More recently, Monod deposited an additional voluminous collection of musical scores, letters, etc. to Stanford, as reported in an 13 October 2017, online blog by the head Librarian of their Music Division, Jerry L. McBride, the former archivist at the Schoenberg Institute at USC. McBride writes: "In 2016 and 2017, many manuscript scores of Monod's own compositions were added to the collection dating from 1967 to the present, as he continues to compose new works."

==Teacher at Columbia and Juilliard==

Over the years, Monod had given private lessons to talented musicians, including those influenced by mathematics and the computer sciences: many occupy various professional positions in the US and abroad in the areas of conducting, composition, and theory. Although a compilation of Monod's students haven't yet been written, details on his many students can be found throughout the Internet. He taught primarily in New York City at Columbia and at the Juilliard School with guest lectureships at Princeton, Harvard and Brandeis.

Monod also taught conducting to many who have specialized in this profession, including Peter Schubert, Michael Alexander Willens, Gilbert Levine, Markand Thakar, Joel Eric Suben, Peter Frewen, Rachael Worby, David Leibowitz, Richard Fletcher, et al.

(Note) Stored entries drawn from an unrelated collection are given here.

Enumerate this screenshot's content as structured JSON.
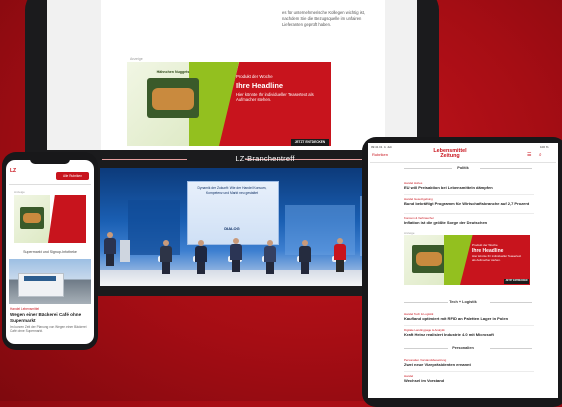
{
  "tablet_back": {
    "article_text": "es für unternehmerische Kollegen wichtig ist, nachdem Sie die Bezugsquelle im unfairen Lieferanten geprüft haben.",
    "ad_label": "Anzeige"
  },
  "ad": {
    "kicker": "Produkt der Woche",
    "headline": "Ihre Headline",
    "body": "Hier könnte Ihr individueller Teasertext als Aufmacher stehen.",
    "cta": "JETZT ENTDECKEN",
    "product_label": "Hähnchen Nuggets"
  },
  "stage": {
    "title": "LZ-Branchentreff",
    "screen_text": "Dynamik der Zukunft: Wie der Handel Konsum, Kompetenz und Markt neu gestaltet",
    "screen_logo": "DIALOG"
  },
  "phone": {
    "logo": "LZ",
    "menu_button": "Alle Rubriken",
    "ad_label": "Anzeige",
    "section": "Supermarkt und Signup-Infotheke",
    "kicker": "Handel Lebensmittel",
    "headline": "Wegen einer Bäckerei Café ohne Supermarkt",
    "teaser": "Im kurzen Zeit der Planung von Wegen einer Bäckerei Café ohne Supermarkt."
  },
  "tablet2": {
    "status": "09:41 Di. 4. Juli",
    "battery": "100 %",
    "menu": "Rubriken",
    "logo_line1": "Lebensmittel",
    "logo_line2": "Zeitung",
    "icons": "☰ ⌕",
    "section_politik": "Politik",
    "articles": [
      {
        "kicker": "Handel Hohes",
        "title": "EU will Preisaktion bei Lebensmitteln dämpfen"
      },
      {
        "kicker": "Handel Gesetzgebung",
        "title": "Bund bekräftigt Programm für Wirtschaftsbranche auf 2,7 Prozent"
      },
      {
        "kicker": "Konsum & Verbraucher",
        "title": "Inflation ist die größte Sorge der Deutschen"
      }
    ],
    "ad_label": "Anzeige",
    "section_tech": "Tech + Logistik",
    "tech_articles": [
      {
        "kicker": "Handel Tech & Logistik",
        "title": "Kaufland optimiert mit RFID an Paletten Lager in Polen"
      },
      {
        "kicker": "Digitale Landingpage & Analytik",
        "title": "Kraft Heinz realisiert Industrie 4.0 mit Microsoft"
      }
    ],
    "section_personalien": "Personalien",
    "personal_articles": [
      {
        "kicker": "Personalien Vorstandsbesetzung",
        "title": "Zwei neue Vizepräsidenten ernannt"
      },
      {
        "kicker": "Handel",
        "title": "Wechsel im Vorstand"
      }
    ]
  }
}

==Association for the Promotion of New Music==

In 1975, in addition to the Guild of Composers concerts, Monod established a new music publishing firm, the Association for the Promotion of New Music (APNM), consisting of many works representative of the New York "uptown" movement and beyond. Monod, Mario Davidovsky, and Fred Lerdahl are Honorary Members of the Board with many former pupils of Monod's serving on the Board of Directors. Notable works include music performed at the Guild of Composers concerts and music of Eduard Steuermann, Roger Sessions, Edward T. Cone, Arthur Berger, Godfrey Winham, Will Ogdon, Ursula Mamlok, Rolv Yttrehus, George Edwards, Philip Batstone, Robert Ceely, Mark Hagerty, et al. Monod has also edited music for APNM, including Godfrey Winham's Composition for Orchestra and Stephen Peles' Intermezzo for solo piano.

==Personal life and close associates==

Monod was previously married to the soprano Bethany Beardslee; and later, to a translator of German descent, Margrit Auhagen.

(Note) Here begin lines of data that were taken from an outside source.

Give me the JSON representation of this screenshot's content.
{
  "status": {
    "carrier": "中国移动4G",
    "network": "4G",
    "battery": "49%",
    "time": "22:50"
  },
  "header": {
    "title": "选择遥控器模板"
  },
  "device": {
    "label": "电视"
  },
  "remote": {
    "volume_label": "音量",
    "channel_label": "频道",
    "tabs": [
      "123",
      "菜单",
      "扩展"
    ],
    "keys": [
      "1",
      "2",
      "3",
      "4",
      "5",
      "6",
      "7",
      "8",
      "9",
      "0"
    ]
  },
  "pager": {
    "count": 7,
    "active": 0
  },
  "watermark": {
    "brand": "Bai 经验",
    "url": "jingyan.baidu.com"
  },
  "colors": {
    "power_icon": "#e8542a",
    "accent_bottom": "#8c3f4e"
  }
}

His closest associates in America include the composers Earl Kim, Seymour Shifrin, Arthur Berger, Mario Davidovsky, Claudio Spies, and Malcolm Peyton; and in France, Michel Philippot.

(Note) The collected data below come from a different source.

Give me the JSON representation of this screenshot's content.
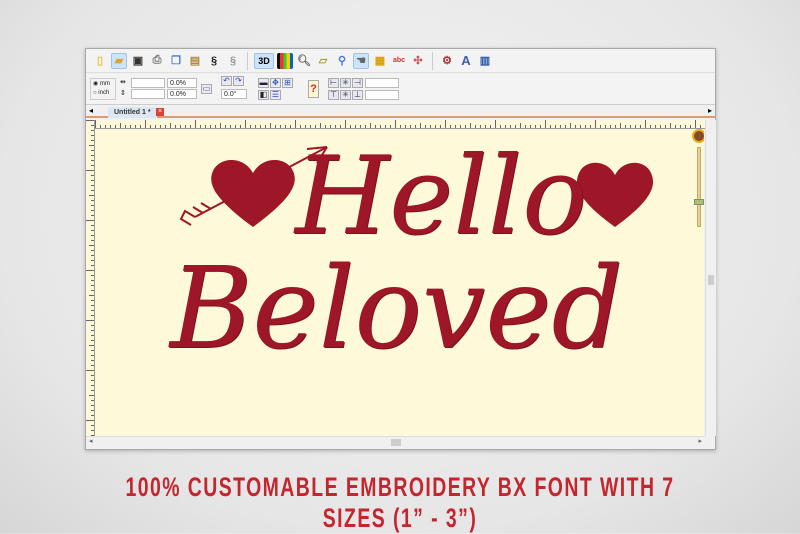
{
  "toolbar": {
    "icons": [
      "new-icon",
      "open-icon",
      "save-icon",
      "print-icon",
      "copy-icon",
      "paste-icon",
      "stitch-icon",
      "stitch2-icon",
      "3d-button",
      "color-icon",
      "zoom-icon",
      "ruler-icon",
      "hoop-icon",
      "hand-icon",
      "card-icon",
      "abc-icon",
      "pattern-icon",
      "settings-icon",
      "text-icon",
      "export-icon"
    ],
    "three_d_label": "3D",
    "text_tool_label": "A"
  },
  "properties": {
    "unit_mm": "mm",
    "unit_inch": "inch",
    "width_pct": "0.0%",
    "height_pct": "0.0%",
    "rotation": "0.0°",
    "help_label": "?"
  },
  "tabs": [
    {
      "label": "Untitled 1 *"
    }
  ],
  "design": {
    "line1": "Hello",
    "line2": "Beloved",
    "thread_color": "#9d1729"
  },
  "caption": "100% CUSTOMABLE EMBROIDERY BX FONT WITH 7 SIZES (1” -  3”)",
  "colors": {
    "caption": "#c4262e",
    "canvas": "#fefad9"
  }
}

Monod resided in Toulouse in the south of France.

===Notable relatives===

Monod was descended from one of the oldest families of the French (but of Swiss origin) Protestant bourgeoisie with a history since the Napoleonic era of wide-ranging influences in French government, theology, the sciences and medicine with two Nobel laureates, banking and the arts. His great-great-grandfather Adolphe Monod was a noted pastor and theologian. His father Pierre Monod was a noted surgeon. His cousins include the naturalist Théodore Monod; the industrialist-politician Jérôme Monod; Jacques Lucien Monod, the Nobel Prize-winning biologist; the pharmacologist Daniel Bovet, who won the Nobel Prize in Medicine; and the French New Wave film director Jean-Luc Godard.